10. Shri N.D. Hombalkar for the respondents has relied upon the observation of the Supreme Court in paragraph 20 of the reported judgment in Wasi Uddin Ahmed v. District Magistrate, Aligarh, : 1981CriLJ1825 . These observations are as under :
'20. No doubt, the Constitutional imperatives of Article 22(5) enjoin the disclosure of all the basic facts and materials which have been taken into account by the Detaining Authority in making the order of detention, but this right of the detenu is subject to the provisions of Article 22(6). Article 22(6) of the Constitution provides that nothing in Clause (5) shall require an authority making an order of detention, to disclose facts which such authority considers to be against the public interest. Under Article 22(6), the District Magistrate was, therefore, not bound to disclose the intelligence reports and it was also not necessary for him to supply the history-sheet, if any. In Khudiram Das v. State of West Bengal, : 2SCR832 (supra), the Court, in somewhat similar circumstances, held that the non-disclosure of the history-sheet had not the effect of invalidating the order of detention.'
11. There is not a whisper in the present case of non-disclosure of any part of the material taken into consideration by the Detaining Authority for passing the detention order, on the ground of such disclosure being against public interest. The non-disclosure of the past criminal activity of the petitioner detenu in the years 1977 and 1978, similar in nature to the criminal activity which formed the basis of grounds Nos. (i) to (ii) for the subsequent years, and the non-disclosure of the externment proceedings taken against the petitioner, could obviously not be in public interest within the meaning of section 3(2) of the Act or of Article 22(6) of the Constitution.
12. In our view the impugned detention order against the petitioner cannot be sustained. It is, therefore, unnecessary to consider the other contentions of Shri Pradhan.

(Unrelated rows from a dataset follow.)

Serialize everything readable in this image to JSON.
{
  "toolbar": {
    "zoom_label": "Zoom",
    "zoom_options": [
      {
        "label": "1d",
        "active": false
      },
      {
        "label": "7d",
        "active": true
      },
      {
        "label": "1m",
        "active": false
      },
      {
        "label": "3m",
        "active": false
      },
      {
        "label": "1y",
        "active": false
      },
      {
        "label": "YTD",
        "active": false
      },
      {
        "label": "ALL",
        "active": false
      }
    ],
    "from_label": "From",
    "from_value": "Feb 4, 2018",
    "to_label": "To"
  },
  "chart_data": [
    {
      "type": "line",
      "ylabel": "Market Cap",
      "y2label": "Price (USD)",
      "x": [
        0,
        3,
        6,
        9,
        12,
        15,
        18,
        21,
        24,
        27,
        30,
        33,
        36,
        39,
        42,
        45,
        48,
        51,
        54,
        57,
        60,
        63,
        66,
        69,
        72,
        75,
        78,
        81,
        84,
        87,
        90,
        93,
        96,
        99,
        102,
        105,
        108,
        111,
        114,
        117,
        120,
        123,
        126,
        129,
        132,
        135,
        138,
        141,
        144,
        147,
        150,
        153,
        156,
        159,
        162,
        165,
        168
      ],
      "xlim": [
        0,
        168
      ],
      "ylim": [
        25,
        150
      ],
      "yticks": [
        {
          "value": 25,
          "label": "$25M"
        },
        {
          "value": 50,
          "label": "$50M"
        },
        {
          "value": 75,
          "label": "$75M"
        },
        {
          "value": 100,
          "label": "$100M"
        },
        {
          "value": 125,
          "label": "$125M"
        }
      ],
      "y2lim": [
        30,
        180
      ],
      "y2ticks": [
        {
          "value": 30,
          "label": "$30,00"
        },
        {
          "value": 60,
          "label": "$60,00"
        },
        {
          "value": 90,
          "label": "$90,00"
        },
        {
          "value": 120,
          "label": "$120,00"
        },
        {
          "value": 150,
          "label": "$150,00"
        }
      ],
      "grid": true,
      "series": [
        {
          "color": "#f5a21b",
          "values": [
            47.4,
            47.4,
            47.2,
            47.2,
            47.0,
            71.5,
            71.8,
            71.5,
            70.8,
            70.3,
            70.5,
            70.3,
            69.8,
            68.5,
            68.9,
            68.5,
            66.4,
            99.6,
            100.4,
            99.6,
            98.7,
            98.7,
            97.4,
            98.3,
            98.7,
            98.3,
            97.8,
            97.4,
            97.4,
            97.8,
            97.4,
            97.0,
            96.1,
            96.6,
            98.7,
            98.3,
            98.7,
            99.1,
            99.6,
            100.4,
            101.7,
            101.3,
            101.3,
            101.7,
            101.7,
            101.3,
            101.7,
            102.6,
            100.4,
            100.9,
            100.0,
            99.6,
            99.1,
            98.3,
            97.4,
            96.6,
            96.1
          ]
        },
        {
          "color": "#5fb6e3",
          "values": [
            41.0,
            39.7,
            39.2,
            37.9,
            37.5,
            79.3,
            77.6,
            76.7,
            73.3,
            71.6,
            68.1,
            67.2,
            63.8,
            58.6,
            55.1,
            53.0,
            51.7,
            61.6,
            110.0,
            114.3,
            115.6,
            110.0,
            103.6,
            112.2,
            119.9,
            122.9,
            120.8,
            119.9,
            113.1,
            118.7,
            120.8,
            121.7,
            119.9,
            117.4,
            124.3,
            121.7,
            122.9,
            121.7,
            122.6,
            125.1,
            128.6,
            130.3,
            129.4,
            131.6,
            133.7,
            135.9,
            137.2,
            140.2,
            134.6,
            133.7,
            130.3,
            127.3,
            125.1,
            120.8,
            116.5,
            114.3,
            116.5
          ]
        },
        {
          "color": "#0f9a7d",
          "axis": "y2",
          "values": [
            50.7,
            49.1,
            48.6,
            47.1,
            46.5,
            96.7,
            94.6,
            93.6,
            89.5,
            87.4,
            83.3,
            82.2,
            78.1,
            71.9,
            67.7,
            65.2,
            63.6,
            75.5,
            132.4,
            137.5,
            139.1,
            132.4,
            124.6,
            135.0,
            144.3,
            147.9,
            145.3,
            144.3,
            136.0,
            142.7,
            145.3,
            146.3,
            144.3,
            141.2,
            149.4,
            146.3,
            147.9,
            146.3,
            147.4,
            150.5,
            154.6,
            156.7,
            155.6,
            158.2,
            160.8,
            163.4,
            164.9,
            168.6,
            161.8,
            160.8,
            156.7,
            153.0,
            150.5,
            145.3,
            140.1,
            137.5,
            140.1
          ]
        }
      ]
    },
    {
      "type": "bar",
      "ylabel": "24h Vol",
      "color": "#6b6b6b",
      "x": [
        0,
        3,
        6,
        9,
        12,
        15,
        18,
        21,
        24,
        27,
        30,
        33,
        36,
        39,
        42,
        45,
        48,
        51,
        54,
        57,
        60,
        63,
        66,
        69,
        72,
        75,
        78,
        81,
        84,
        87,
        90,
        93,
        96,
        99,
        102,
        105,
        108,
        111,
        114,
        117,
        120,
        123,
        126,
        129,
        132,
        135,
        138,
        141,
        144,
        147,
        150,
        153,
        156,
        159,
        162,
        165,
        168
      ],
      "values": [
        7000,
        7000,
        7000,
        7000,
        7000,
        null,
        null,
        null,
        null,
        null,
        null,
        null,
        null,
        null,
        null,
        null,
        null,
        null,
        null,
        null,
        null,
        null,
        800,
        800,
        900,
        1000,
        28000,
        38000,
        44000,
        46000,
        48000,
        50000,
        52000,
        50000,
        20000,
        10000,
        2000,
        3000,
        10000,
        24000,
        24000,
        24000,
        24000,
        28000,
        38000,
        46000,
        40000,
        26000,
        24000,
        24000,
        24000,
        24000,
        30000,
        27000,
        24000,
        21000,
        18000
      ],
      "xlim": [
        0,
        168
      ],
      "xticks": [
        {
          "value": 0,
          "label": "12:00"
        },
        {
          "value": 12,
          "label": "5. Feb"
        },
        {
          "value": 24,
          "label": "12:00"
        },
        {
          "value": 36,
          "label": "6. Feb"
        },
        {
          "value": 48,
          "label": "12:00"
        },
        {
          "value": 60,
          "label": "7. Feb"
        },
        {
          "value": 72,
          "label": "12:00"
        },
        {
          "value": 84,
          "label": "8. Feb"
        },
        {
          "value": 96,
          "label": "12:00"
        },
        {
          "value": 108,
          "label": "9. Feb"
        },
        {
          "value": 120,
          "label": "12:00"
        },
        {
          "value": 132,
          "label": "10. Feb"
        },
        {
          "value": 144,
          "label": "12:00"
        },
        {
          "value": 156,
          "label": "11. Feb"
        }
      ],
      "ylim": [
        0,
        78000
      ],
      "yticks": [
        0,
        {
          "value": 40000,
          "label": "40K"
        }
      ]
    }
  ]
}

13. However, to allay all fears of the authorities against the petitioner's activities in future prejudicially effecting the maintenance of public order, the petitioner-detenu has voluntarily given an undertaking in writing to this Court as under :
'I undertake as a law abiding citizen not to disturb the peace and tranquility in my locality for the next two years. I shall not change my residence without informing the local Police Station.'
He has also given his residential address in the undertaking. The said undertaking given by the petitioner detenu to this Court will be placed on record of this case.
14. Rule is made absolute and the petitioner-detenu is directed to be set at liberty forthwith unless required in connection with any other case.
15. Detenu has filed an application through his Advocate today before us seeking directions to the Inspector of Police, Bhandup Police Station to take the above detenu in his custody from the precincts of this Hon'ble Court and to take the detenu to the Bhandup Police Station where, in the course of this evening, the bail bond of the detenu and his surety would be executed in terms of the order dated 15-7-1982 passed by the Metropolitan Magistrate, XXVIIth Court, Mulund, Bombay. We have granted this application as prayed for. The Jail guard and Inspector of Police, Bhandup Police Station to take the detenu to Police Station, Bhandup, wherein he should be permitted to execute the necessary bond as per the order of the Metropolitan Magistrate dated 15th July, 1982.